We spoke with Rich Sherman, senior fellow at the Supply Chain Council of Excellence at Tata Consultancy Services.
He also held senior management positions at several supply chain startups. His article “The Common Pitfalls of Demand Planning” appeared in the December 2018 issue of Supply Chain Management Review.
NextGen Supply Chain: What is the value of digitization to the supply chain?
Sherman: The supply chain operates in silos. You have operations here and procurement over there and sales right here, for example. Each has its own mission and is focused on optimizing results in its silo only. Not only are their perspectives and metrics different but their data are different. That makes optimizing the supply chain very difficult if not impossible.
Digitization is a technical exercise that collects all transaction data from all of the silos into an electronic state in a central location. The data only has to be captured once. It never needs to be re-entered. So now the silos have data in common. Furthermore, data management is not only simplified but codified across the enterprise. That combination delivers huge value to the supply chain.
NextGen: Judging from the sound of your voice, though, that’s only the baseline for the value that digitization brings to the supply chain.
Sherman: You’re a good listener. Digitization does much more and that’s where its true value becomes unlocked.
We all know the forecast is always wrong at least in part. So why is that? Is no one in planning competent? At every company? Of course, not. But they do all have one thing in common.
All forecasts are based on history. But history rarely exactly repeats itself for any of a myriad of reasons. And that causes variability in the supply chain. Variability ranges from weather to stock outs to promotions. Problem is, people typically don’t have enough time to compensate for any of that unforeseen variability.
That’s where digitization arrives front and center. Digitization removes the time delay in communicating variability across the supply chain. Digitization gives people more time to respond to change. It removes latency from the supply chain. That’s the real value of digitization.
NextGen Supply Chain: You also use another similar word here, digitalization. What’s that and why is it important?
Sherman: While digitization is a technical exercise, digitalization is a business exercise. Digitalization is how a company architect’s digitization from a process perspective. Digitalization allows you to leverage all that data so latency can actually be removed from the supply chain. Few people realize the difference but it’s an important one.
NextGen Supply Chain: Analytics probably figure in here too. Where exactly is that?
Sherman: Digitization and digitalization are all about the data, collecting, organizing and disseminating it. Analytics is about turning that received data into information that allows supply chain managers in all silos to work to the plan and accommodate variability in real time. Taken as a whole, this is the start of the perfect state to run your business. It’s all about the “to be” not the “what is.”
In a digital supply chain, digital demand management using predictive analytics is the path to tying the silos together. It facilitates sharing data across silos so variances that started in one but affect another can be communicated in a timely fashion.
I want to point out that we are talking real specifics here. What I mean is aggregate numbers are at too high a level to be effective. Digital demand management has to come down to the individual or as close to the individual as you can get. Do it right, and you’ve broken the traditional chain and created a system, a network of activities. You need to put an end to sequential thinking.
NextGen Supply Chain: Who are the leaders here?
Sherman: Four names come to mind right away – Amazon, P&G, Unilever and Colgate. Let me offer a couple of examples.

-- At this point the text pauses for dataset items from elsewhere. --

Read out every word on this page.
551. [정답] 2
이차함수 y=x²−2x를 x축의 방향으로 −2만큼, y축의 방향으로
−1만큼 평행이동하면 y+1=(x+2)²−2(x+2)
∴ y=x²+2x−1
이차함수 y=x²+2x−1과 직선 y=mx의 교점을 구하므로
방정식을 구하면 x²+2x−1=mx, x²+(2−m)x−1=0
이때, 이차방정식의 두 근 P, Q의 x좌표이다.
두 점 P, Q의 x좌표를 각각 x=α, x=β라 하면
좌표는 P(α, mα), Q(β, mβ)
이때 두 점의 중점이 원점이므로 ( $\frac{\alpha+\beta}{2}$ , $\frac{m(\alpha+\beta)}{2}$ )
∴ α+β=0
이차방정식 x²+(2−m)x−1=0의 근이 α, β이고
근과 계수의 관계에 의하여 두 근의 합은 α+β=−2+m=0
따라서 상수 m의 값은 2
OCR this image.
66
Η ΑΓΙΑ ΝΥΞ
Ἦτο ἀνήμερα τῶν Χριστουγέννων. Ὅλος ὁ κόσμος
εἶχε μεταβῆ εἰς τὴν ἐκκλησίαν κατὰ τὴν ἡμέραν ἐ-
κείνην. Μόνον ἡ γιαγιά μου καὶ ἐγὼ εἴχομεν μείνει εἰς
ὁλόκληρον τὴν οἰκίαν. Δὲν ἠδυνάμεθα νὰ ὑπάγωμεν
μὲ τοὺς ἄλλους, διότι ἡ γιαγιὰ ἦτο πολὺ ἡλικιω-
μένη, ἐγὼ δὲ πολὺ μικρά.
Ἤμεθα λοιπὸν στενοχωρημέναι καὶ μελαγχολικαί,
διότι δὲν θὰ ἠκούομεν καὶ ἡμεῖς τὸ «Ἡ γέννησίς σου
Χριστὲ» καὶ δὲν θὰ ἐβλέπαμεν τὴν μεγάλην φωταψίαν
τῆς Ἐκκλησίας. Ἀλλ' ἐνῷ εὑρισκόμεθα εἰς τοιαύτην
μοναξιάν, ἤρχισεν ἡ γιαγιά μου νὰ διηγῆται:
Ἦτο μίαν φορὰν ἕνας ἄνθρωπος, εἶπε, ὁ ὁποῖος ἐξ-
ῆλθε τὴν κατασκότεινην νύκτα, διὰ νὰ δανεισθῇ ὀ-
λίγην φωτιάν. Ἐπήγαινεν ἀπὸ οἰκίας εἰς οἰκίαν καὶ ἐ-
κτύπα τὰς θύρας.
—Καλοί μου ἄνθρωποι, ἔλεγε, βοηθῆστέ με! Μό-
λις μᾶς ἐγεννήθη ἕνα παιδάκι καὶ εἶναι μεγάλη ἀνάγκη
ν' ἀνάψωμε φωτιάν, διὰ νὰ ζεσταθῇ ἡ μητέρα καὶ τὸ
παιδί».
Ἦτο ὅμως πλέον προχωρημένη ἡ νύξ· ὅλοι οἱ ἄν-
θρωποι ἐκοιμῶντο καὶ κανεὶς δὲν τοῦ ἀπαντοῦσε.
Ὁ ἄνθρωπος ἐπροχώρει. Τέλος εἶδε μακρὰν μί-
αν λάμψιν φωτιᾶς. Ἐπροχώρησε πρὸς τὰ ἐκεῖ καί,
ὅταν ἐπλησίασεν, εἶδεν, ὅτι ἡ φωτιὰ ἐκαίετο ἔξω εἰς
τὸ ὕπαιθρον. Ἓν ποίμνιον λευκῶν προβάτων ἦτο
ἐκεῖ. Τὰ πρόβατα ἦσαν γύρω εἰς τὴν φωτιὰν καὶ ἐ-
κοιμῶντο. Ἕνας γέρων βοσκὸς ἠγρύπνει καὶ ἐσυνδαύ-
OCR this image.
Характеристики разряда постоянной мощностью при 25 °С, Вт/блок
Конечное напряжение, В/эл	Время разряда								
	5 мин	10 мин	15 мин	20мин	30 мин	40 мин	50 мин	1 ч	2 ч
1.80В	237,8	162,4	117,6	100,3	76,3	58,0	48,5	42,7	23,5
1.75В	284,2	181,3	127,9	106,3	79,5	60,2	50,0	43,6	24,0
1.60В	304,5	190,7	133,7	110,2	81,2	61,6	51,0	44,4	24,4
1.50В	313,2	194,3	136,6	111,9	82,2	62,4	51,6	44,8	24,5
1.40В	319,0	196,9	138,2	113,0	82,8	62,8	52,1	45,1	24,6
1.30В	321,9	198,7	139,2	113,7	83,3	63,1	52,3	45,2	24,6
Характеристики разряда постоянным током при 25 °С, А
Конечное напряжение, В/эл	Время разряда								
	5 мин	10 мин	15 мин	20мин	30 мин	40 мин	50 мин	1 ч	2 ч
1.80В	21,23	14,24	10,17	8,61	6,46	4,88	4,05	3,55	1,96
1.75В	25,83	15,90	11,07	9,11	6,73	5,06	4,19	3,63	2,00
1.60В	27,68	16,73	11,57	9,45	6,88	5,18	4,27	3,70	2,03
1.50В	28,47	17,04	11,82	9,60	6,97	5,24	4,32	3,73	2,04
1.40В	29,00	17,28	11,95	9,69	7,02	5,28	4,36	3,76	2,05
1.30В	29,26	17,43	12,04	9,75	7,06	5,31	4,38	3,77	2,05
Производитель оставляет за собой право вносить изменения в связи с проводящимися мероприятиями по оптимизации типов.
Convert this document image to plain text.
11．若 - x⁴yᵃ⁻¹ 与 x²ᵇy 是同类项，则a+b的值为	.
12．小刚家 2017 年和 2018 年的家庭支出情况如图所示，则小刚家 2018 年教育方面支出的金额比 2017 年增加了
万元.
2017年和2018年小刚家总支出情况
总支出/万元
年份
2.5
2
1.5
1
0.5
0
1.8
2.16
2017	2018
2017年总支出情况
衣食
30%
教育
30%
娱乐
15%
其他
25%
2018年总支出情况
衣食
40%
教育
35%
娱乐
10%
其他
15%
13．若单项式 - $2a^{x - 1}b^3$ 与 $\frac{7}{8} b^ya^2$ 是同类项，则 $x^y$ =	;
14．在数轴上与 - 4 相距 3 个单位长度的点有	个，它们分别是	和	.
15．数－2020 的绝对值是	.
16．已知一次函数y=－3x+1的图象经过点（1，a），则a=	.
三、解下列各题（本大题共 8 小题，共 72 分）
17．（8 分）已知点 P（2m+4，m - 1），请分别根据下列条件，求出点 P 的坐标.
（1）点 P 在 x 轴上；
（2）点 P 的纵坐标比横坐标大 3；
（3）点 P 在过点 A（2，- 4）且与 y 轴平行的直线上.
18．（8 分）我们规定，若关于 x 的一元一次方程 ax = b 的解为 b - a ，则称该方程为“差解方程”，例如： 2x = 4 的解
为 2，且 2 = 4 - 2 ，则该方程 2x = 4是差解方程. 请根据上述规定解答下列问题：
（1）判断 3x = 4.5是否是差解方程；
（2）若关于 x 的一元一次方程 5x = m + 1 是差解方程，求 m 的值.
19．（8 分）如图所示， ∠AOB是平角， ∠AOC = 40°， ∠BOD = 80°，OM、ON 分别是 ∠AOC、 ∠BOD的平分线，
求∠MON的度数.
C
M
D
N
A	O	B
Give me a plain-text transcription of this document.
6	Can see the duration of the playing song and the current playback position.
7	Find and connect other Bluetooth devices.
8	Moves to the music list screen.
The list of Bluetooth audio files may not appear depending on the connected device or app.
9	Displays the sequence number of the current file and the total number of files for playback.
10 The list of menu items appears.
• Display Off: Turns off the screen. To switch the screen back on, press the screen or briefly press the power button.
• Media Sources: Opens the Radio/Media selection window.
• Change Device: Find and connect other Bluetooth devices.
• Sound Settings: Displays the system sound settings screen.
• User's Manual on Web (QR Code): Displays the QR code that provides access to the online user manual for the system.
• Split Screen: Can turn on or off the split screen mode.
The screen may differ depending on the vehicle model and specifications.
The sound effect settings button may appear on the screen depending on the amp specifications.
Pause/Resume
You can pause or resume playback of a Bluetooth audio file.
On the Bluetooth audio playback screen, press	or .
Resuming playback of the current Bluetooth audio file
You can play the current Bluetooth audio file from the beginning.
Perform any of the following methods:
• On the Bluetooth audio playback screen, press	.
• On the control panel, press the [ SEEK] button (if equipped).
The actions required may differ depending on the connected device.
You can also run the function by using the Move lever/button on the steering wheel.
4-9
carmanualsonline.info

You place an order at Amazon. During that process, Amazon offers you next-day delivery if you spend above a certain level. You decide you don’t want to up the ante so you settle for second-day delivery with Prime. To your surprise, the package arrives next day. What happened? Quite simply, digital Amazon determined it was better for its processes to fill and ship your order for next day than wait an extra day. That’s a digital supply chain right down to the individual based on what’s best for Amazon.
Meanwhile, P&G can fine tune production schedules based on data coming from point-of-sale terminals at stores. It can do this in real-time. But it doesn’t stop there. As it fine tunes production, P&G is also doing the same with shipping to those individual stores based on that same POS data. That’s digital demand management.
Becoming a leader here doesn’t just happen. It requires a significant realignment of company culture and a willingness to change processes. They have to be willing to either break rocks or go around rocks to make digital demand management work.